Open Zeyu-Li opened 3 years ago

Zeyu-Li commented 3 years ago

Is there an easy way of writing a mp3 file instead of midi?

pyquest commented 2 years ago

building on the example file given with the repository

#!/usr/bin/env python

from midiutil import MIDIFile

degrees  = [60, 62, 64, 65, 67, 69, 71, 72]  # MIDI note number
track    = 0
channel  = 0
time     = 0    # In beats
duration = 1    # In beats
tempo    = 60   # In BPM
volume   = 100  # 0-127, as per the MIDI standard

MyMIDI = MIDIFile(1)  # One track, defaults to format 1 (tempo track is created
                      # automatically)
MyMIDI.addTempo(track, time, tempo)

for i, pitch in enumerate(degrees):
    MyMIDI.addNote(track, channel, pitch, time + i, duration, volume)

with open("major-scale.mid", "wb") as output_file:
    MyMIDI.writeFile(output_file)

adding this code onto the end will give you the needed mp3.


import os
mp3 = "timidity major-scale.mid -Ow -o - | ffmpeg -i - -acodec libmp3lame -ab 64k major-scale.mp3"
print(mp3)
pmp3 = os.popen(mp3)
print(pmp3.read())
print(pmp3.close())

it uses a terminal command:

timidity major-scale.mid -Ow -o - | ffmpeg -i - -acodec libmp3lame -ab 64k major-scale.mp3

which uses ffmpeg to convert the midi file into an mp3 which I took from this blog.
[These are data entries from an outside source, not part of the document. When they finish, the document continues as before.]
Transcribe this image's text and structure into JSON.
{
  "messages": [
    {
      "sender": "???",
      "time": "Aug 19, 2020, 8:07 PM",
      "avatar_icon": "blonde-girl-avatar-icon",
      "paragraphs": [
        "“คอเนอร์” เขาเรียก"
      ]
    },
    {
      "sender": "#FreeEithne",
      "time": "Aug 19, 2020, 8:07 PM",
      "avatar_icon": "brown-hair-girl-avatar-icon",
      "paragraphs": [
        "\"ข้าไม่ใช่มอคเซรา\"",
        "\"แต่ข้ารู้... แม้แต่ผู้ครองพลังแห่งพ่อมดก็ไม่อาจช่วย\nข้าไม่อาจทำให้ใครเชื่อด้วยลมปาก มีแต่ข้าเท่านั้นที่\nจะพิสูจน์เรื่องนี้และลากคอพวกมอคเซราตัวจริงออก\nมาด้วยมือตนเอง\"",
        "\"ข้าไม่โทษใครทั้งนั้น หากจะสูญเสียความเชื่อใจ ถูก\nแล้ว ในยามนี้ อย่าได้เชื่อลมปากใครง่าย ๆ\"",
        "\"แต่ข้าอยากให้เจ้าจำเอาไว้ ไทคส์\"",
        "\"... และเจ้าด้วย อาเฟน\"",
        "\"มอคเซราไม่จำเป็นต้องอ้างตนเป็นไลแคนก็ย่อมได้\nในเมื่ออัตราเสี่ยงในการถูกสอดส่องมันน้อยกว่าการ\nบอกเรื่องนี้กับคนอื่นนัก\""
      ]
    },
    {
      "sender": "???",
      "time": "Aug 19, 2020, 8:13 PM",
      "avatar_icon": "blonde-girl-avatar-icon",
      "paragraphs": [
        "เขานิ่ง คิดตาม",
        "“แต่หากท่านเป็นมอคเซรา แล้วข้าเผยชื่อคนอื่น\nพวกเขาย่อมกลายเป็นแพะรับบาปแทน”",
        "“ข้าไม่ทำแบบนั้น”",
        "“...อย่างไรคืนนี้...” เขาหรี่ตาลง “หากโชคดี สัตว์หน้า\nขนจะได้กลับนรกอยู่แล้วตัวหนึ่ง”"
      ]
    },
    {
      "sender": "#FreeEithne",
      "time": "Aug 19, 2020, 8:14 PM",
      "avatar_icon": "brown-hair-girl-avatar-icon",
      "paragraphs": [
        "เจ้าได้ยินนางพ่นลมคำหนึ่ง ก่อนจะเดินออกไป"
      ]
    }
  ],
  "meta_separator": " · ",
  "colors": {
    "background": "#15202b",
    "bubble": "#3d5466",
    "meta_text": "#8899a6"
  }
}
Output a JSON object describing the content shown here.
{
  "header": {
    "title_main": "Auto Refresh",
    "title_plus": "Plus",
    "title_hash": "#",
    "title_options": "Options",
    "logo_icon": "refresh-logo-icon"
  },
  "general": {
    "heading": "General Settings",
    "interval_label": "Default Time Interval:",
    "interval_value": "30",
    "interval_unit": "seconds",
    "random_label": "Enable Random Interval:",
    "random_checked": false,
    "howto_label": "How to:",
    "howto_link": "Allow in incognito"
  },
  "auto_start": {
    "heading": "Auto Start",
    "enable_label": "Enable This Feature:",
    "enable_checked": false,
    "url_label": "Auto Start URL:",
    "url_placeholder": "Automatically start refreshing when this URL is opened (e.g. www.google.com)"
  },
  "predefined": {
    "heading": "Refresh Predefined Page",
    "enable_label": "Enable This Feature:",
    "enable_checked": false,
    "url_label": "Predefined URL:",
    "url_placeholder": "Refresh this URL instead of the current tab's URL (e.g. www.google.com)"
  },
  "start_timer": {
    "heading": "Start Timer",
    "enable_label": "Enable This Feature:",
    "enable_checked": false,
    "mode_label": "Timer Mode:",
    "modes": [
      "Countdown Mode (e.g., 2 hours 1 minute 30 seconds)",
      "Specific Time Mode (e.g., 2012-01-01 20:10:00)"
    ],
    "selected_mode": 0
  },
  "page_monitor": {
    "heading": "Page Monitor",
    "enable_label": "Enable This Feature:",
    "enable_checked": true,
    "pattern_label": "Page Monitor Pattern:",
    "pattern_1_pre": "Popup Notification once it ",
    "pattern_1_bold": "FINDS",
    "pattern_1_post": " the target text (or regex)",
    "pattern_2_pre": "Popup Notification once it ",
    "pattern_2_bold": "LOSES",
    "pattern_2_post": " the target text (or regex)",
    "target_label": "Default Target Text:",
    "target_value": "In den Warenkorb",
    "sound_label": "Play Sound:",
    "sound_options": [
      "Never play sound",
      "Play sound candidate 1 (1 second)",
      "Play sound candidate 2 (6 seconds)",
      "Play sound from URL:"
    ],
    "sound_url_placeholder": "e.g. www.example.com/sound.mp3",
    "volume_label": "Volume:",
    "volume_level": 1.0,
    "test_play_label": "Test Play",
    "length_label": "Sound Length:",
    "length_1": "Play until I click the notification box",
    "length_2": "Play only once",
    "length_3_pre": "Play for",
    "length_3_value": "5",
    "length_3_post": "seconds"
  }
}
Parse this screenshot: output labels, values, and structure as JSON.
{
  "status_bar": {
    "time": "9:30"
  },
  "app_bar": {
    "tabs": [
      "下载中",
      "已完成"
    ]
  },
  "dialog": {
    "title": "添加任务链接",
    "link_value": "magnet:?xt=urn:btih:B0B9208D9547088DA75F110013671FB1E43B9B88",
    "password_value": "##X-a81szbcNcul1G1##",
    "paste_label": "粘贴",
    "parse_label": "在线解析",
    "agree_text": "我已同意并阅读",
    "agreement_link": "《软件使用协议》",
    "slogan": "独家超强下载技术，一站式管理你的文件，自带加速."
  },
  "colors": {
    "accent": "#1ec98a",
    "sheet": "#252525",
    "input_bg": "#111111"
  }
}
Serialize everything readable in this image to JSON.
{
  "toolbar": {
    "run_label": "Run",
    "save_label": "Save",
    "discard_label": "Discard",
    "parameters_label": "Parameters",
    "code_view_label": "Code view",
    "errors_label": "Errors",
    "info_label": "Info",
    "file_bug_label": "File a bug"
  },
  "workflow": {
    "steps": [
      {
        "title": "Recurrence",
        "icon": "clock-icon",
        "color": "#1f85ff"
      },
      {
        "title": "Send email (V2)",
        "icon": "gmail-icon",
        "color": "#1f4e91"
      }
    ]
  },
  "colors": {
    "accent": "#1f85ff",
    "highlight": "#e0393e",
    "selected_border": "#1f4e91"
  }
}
Convert Midi to mp3 in Ubuntu - http://stepsilon.com/ubuntu/convert-midi-mp3-ubuntu

so you still have the midi file which you can manually delete or add this second block of code to delete the midi file.

remove = "rm *.midi"
print(remove)
prem = os.popen(remove)
print(prem.read())
print(prem.close())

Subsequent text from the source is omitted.